I ran across an intriguing columnist today who described in plain language (not analyst-speak) the real story of gasoline prices–it’s not market forces, and it’s not global unrest or even demand. The article is in the Traverse City Record Eagle, a little paper in the most frozen part of Michigan. It prompted me to call the the writer, Stephen Sutherland, and it turns out he spent 30 years in the oil business, mostly on the marketing end. That time in the trenches honed his bull—- meter. To wit:
"I’m starting to believe that the major oil companies have a new
"creative profits" division. One week the economic fundamentals are
back, and the next the fundamentals are out the window, replaced with
some new fairy tale. …
"For decades we’ve all heard certain information to get us to
believe in the law of supply and demand, or two plus two will always
equal four. We have all grown to expect that if supply is low and
demand is high that prices will go up, or conversely that if supply was
high and demand was low, the prices would fall. That seemed to be the
truth, the whole truth, and nothing but the truth for many decades.
"But somewhere over the past couple years, things have changed. While
supply and demand still exist, someone has been messing with the
formula, and two plus two equals four is no longer the whole truth. …

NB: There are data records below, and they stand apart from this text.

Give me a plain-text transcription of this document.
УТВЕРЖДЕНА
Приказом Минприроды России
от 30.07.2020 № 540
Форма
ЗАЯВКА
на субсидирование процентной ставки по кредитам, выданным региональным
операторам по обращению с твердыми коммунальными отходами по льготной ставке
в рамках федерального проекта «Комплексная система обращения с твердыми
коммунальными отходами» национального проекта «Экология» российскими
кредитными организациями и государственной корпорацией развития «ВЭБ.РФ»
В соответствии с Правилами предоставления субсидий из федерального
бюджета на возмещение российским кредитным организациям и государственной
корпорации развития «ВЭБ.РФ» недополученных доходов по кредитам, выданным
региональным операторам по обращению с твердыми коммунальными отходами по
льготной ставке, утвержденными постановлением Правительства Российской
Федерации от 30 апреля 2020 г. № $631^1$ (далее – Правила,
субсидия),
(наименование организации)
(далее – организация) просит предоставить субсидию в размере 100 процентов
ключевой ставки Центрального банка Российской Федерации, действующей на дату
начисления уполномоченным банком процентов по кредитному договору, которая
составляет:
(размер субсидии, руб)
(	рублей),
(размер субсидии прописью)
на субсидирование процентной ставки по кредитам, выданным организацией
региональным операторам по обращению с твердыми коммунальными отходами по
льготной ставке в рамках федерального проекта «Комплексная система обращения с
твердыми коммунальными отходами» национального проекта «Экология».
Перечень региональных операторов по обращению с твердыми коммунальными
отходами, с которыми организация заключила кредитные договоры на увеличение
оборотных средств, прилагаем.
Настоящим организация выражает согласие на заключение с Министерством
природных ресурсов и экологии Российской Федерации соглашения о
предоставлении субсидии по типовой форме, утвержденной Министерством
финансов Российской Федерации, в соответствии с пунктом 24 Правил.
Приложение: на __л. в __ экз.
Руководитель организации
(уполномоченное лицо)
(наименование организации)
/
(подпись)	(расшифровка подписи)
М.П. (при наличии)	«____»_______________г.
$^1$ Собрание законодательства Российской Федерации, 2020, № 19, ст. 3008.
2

"Although the information from the local and national media is
basically true, their conclusions are very wrong. No, I’m not claiming
to be smarter. I just look deeper and follow the money.
"The [oil company] majors have been posting record profits for many quarters now.
This did not happen when supply and demand was the truth, the whole
truth and nothing but the truth."
Oil companies think the regular folks are fooled by their blather about Venezuelan politics and Chinese demand for oil as an excuse for record prices, record profits. Not always, and not in Traverse City.